For the most part, Americans today consume public speaking through three avenues: politics, the classroom, and the pulpit. Of these three, a good TED talk resembles nothing so much as a sermon. “The speakers seem fevered, possessed, Pentecostal,” tech critic Virginia Heffernan wrote in the New York Times Magazine back in 2009. “A great TED talk is reminiscent of a tent revival sermon,” Megan Hustad wrote in the Times last year, describing the crowd as a “gathering of the curious and the hungry.” Speakers offer a blend of Big Ideas with personal stories of loss, discovery, and transformation.
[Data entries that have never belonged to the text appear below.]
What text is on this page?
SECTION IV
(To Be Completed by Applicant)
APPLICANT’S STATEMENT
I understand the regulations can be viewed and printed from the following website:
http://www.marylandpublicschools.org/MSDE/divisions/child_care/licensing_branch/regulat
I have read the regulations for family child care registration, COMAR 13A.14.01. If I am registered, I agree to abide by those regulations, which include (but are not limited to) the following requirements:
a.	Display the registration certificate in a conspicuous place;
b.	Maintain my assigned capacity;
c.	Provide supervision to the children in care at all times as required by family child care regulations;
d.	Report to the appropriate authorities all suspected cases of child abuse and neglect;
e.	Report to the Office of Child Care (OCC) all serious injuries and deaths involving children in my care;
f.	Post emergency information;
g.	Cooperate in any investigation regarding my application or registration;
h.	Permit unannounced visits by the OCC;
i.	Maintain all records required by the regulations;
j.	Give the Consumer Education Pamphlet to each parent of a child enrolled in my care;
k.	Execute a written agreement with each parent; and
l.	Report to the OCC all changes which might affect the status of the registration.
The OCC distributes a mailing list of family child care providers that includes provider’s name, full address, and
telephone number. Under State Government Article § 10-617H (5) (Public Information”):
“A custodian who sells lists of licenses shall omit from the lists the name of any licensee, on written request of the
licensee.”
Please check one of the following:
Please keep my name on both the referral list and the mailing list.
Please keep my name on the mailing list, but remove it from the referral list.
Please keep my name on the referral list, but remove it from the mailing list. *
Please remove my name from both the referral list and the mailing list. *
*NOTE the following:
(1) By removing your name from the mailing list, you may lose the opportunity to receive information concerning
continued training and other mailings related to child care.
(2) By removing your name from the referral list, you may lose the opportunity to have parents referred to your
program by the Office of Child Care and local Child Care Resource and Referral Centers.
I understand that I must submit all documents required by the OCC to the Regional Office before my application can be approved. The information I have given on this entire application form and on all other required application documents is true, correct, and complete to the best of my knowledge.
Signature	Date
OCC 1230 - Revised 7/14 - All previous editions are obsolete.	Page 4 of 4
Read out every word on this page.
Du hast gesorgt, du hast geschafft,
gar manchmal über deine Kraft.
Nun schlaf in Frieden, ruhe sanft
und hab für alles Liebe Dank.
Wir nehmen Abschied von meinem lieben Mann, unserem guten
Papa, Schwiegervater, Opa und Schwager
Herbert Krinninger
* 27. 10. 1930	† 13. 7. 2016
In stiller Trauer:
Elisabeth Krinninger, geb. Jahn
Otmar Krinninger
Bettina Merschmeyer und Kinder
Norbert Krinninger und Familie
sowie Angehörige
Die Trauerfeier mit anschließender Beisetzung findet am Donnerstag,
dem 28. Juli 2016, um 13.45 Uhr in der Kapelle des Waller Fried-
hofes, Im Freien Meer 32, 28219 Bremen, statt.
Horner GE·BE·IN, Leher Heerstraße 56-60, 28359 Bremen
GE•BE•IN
Christian Lundberg, an associate professor of rhetoric at the University of North Carolina, Chapel Hill, argues that the arc of a typical TED talk follows a common pattern in evangelical homiletics. In the classic arc of an evangelical sermon, the preacher identifies some moment of fallenness in the world, and then appeals to a text or idea that, properly interpreted, can redeem the rupture. Its a narrative of discovery; the sermon-giver offers “a nugget of truth that transforms my existence,” as Lundberg puts it.
In an evangelical sermon, that nugget of truth comes from the Bible. In something like a TED talk, the nugget usually comes through science or a technical breakthrough. But the basic appeal is the same: here is an idea—here is the Word—that will change your life. TED, Lundberg argues, is tapping into “this really powerful cultural story about the character of redemption and the redemptive power of ideas.”
Do you listen to TED talks? In what ways does this phenomenon speak to you or the American cultural ideas of redemption and self-improvement? Does this phenomenon offer an opportunity for the church or a model for engagement worth emulating or is it contrary to our understanding of how God’s redemptive grace works?